WASHINGTON (Reuters) – The United States is urging Sri Lanka to make “difficult but necessary choices” to secure its economic independence instead of choosing opaque practises, a senior State Department official said on Thursday, in an apparent reference at China deepening its influence over the South Asian country.
U.S. Secretary of State Mike Pompeo will visit Sri Lanka next week as part of a wider trip that includes India, Maldives and Indonesia with the main goal expected to be garnering support in countering China.
Pompeo’s trip comes a week before the Nov. 3 U.S. election in which President Donald Trump has made being tough on China a key part of his campaign to secure a second term. He has blamed China for mishandling the spread of the coronavirus which has killed 221,000 people in America and over 1.1 million globally.
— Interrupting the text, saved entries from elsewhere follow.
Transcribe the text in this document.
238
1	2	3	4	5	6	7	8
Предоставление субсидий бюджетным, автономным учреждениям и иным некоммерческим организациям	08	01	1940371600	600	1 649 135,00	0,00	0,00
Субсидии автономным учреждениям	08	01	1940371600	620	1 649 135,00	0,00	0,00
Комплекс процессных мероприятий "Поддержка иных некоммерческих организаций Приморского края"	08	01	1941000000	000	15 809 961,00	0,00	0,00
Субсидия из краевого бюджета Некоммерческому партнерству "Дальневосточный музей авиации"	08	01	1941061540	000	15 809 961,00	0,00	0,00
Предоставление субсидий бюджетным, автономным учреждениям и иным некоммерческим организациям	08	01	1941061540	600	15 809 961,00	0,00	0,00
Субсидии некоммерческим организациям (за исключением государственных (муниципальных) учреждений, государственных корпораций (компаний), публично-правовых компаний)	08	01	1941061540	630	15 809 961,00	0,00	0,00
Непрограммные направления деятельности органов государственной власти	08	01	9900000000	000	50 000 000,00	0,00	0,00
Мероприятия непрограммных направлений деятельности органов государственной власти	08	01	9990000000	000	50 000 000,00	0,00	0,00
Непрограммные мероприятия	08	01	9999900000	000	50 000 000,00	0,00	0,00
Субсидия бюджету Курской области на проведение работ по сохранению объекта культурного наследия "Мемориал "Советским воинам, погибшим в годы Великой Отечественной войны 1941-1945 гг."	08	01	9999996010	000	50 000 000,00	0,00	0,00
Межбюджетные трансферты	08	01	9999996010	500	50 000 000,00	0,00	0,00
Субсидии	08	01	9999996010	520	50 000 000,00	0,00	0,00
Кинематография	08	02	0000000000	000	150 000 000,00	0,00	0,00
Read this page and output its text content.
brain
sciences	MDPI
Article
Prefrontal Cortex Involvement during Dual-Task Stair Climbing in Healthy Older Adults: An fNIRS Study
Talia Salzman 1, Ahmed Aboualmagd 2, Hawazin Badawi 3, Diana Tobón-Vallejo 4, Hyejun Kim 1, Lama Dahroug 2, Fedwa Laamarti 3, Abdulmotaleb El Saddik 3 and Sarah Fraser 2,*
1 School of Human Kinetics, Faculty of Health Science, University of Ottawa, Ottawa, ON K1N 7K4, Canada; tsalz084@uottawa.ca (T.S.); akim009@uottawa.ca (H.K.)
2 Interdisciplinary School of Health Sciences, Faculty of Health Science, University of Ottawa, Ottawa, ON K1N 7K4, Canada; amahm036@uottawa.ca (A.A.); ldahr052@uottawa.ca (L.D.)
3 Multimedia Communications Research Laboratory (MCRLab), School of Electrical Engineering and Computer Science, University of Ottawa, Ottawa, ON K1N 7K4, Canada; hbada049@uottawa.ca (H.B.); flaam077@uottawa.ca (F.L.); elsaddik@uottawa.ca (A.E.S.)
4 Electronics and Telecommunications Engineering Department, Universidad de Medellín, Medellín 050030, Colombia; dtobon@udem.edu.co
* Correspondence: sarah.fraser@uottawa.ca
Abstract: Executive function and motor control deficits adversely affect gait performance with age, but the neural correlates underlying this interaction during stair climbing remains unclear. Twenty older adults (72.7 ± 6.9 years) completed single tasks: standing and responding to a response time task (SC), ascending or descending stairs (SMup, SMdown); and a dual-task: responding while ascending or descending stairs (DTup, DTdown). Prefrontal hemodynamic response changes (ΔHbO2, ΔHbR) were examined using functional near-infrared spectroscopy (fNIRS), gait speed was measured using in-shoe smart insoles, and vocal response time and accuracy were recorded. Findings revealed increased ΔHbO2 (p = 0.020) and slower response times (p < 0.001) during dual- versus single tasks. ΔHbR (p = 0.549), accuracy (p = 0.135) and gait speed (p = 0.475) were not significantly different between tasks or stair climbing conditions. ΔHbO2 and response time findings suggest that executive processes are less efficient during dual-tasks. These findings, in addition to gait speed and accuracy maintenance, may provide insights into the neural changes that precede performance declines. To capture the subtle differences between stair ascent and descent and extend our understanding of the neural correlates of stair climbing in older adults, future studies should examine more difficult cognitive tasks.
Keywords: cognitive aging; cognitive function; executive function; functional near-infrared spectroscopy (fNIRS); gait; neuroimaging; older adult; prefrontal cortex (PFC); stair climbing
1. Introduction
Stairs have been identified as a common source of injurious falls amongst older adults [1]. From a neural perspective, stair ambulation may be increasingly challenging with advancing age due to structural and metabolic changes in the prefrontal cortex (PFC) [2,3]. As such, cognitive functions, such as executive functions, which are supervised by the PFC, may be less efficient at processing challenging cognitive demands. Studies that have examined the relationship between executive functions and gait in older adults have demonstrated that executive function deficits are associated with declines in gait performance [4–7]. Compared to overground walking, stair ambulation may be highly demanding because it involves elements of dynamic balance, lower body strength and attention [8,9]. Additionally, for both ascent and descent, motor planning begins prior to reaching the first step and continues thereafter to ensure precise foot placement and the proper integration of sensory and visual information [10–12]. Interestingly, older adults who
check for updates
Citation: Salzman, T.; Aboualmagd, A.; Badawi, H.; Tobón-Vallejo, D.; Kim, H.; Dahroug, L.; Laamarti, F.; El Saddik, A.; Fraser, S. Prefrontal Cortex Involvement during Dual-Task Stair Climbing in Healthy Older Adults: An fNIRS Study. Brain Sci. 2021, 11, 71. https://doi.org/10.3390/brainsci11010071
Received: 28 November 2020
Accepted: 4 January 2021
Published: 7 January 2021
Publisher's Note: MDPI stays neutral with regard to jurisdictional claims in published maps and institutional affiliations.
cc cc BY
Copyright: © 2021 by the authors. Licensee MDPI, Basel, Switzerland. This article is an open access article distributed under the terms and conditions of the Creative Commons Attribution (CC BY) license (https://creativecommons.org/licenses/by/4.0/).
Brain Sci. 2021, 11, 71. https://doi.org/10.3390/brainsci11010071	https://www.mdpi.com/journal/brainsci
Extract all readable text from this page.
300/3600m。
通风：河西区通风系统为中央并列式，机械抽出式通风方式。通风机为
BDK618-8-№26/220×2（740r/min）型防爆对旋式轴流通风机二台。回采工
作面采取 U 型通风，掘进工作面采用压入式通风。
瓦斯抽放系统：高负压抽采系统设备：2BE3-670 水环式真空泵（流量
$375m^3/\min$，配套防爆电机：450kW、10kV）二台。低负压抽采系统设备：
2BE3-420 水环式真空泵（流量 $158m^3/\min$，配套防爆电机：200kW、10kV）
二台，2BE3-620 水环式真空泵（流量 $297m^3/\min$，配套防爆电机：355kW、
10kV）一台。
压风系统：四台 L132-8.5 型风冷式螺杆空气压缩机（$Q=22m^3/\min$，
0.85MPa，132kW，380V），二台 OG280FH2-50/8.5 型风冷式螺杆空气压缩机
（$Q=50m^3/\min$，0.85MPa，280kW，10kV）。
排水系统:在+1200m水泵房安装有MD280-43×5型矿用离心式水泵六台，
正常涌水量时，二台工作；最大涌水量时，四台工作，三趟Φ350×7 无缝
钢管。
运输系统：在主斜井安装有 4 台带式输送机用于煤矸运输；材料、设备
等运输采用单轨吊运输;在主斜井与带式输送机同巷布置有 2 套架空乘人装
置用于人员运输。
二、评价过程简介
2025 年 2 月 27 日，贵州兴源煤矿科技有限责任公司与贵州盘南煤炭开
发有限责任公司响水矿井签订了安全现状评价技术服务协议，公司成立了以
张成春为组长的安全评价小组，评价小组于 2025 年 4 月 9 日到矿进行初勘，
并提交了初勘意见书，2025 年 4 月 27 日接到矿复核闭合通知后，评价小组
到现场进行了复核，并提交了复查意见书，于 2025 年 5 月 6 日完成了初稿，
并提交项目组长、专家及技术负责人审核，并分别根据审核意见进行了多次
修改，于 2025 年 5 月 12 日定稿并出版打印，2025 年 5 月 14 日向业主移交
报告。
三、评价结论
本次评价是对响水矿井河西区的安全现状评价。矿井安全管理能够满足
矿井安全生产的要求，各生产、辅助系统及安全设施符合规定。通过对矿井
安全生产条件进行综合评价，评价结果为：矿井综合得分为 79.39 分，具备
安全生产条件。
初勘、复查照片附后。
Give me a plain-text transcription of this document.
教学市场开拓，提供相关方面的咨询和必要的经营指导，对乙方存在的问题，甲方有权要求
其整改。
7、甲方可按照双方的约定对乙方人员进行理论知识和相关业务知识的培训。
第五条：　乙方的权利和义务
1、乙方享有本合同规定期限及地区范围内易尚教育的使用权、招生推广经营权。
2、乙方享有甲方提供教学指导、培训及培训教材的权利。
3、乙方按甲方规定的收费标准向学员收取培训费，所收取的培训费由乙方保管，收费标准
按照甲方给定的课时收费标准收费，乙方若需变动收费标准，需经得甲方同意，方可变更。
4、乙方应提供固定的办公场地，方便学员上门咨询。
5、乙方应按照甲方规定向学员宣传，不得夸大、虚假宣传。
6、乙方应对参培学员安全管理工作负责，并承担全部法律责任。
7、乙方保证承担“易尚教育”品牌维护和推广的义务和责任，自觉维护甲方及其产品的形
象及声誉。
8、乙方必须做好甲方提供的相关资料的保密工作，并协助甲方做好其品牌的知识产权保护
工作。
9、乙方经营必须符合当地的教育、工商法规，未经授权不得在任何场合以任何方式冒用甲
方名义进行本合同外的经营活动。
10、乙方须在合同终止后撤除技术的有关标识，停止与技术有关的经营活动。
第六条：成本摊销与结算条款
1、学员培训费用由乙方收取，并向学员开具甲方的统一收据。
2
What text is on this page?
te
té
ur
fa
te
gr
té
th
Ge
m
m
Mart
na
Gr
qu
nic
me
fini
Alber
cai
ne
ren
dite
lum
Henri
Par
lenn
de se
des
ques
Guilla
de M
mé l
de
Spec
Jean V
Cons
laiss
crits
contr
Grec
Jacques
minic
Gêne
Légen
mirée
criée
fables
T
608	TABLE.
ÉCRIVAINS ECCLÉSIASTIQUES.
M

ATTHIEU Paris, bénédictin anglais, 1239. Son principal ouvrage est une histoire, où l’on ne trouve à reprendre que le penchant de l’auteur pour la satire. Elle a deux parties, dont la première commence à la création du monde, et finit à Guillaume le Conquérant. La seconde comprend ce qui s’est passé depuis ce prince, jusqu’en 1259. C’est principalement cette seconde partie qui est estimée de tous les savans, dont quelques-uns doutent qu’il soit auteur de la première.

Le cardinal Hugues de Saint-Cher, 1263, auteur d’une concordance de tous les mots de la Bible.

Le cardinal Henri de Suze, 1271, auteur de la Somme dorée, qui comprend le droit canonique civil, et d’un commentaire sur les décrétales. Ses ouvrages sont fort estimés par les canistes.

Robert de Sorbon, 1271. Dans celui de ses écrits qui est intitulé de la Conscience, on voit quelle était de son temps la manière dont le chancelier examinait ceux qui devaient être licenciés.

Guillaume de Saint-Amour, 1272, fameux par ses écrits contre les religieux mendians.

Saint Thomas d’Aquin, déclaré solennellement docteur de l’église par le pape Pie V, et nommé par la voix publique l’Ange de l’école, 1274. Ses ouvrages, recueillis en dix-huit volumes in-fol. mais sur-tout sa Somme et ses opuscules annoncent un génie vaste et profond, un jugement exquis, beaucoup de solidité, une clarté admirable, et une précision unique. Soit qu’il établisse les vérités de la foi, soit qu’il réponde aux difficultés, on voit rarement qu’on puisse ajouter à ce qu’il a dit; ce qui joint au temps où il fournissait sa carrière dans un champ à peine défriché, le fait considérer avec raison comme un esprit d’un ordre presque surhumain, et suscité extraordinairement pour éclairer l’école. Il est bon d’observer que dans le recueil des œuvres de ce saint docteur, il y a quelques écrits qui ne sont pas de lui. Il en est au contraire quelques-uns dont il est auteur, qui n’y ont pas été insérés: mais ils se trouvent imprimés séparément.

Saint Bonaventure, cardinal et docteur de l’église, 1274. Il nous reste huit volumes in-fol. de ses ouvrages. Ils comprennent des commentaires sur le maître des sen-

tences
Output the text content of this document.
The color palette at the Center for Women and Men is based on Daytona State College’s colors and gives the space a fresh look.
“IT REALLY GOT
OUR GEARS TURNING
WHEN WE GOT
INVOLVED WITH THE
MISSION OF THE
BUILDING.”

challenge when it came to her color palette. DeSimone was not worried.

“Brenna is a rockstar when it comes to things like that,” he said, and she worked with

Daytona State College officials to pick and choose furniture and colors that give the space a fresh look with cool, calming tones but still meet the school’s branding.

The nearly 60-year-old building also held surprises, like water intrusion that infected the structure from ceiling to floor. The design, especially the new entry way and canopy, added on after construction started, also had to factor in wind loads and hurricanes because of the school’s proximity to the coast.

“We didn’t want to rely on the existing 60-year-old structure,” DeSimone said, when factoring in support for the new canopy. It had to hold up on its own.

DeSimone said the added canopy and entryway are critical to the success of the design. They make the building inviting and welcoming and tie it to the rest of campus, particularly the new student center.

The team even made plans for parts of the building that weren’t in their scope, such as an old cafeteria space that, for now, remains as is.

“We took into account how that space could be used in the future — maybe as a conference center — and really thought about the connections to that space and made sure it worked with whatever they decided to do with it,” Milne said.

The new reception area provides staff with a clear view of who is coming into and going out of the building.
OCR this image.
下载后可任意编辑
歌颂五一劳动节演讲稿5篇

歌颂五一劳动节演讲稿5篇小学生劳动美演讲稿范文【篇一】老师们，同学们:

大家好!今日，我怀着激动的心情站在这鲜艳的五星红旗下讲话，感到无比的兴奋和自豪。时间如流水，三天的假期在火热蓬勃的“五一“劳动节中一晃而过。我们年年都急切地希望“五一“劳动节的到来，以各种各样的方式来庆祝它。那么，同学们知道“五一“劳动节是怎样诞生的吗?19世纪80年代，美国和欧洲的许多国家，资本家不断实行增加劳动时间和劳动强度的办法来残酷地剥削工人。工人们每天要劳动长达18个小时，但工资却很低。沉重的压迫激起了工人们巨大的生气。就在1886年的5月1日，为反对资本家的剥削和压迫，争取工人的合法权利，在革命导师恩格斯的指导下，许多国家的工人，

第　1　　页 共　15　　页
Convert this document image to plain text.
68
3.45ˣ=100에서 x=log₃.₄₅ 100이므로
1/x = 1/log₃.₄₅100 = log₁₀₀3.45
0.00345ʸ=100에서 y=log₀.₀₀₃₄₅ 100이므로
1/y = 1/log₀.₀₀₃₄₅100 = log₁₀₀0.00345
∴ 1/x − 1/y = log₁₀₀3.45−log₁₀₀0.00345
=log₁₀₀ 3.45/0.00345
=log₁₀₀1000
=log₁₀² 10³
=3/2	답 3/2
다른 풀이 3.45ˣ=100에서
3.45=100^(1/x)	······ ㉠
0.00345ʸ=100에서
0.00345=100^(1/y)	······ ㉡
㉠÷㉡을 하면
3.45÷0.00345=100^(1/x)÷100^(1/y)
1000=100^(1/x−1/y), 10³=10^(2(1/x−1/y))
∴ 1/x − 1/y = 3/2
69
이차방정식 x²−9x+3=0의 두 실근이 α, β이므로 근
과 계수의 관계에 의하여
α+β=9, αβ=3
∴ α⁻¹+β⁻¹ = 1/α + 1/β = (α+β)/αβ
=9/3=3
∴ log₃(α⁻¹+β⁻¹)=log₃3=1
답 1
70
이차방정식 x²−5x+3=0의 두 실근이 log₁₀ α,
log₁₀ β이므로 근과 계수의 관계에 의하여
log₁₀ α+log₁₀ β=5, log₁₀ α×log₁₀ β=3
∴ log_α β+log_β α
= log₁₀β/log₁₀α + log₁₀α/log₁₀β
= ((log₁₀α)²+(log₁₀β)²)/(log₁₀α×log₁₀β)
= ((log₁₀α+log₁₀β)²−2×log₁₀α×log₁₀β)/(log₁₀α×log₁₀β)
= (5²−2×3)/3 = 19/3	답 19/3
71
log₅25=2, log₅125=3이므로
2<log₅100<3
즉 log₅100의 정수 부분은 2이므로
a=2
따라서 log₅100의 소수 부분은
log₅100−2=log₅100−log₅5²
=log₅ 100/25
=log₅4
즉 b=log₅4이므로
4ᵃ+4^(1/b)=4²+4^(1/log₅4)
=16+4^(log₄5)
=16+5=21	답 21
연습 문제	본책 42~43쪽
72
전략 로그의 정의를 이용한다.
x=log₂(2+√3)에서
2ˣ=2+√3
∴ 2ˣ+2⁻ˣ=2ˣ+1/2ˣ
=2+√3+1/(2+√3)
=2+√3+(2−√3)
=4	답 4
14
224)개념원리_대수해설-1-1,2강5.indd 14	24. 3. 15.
Pompeo and other senior U.S. officials have kept a harsh rhetoric on China, dismissing Beijing’s investments across the globe as “debt diplomacy” alleging that it leaves poorer nations saddled with too much debt.
In a telephonic briefing with reporters, without explicitly naming China U.S. officials warned the Sri Lankan government about who they team up with for their economic partnerships.
“We encourage Sri Lanka to review the options we offer for transparent and sustainable economic development in contrast to discriminatory and opaque practises,” said Dean Thompson, principal deputy assistant secretary at State Department’s Bureau of South and Central Asian Affairs.
“We urge Sri Lanka to make difficult but necessary decisions to secure its economic independence for long-term prosperity,” Thompson said.
China has been making increasing inroads into South Asia with its Belt and Road Initiative, aimed at financing critical infrastructure in dozens of countries across the world.
In 2017, Sri Lanka signed over control of a Chinese-financed port and land around it to Beijing after incurring heavy losses, to the alarm of the United States and regional power India.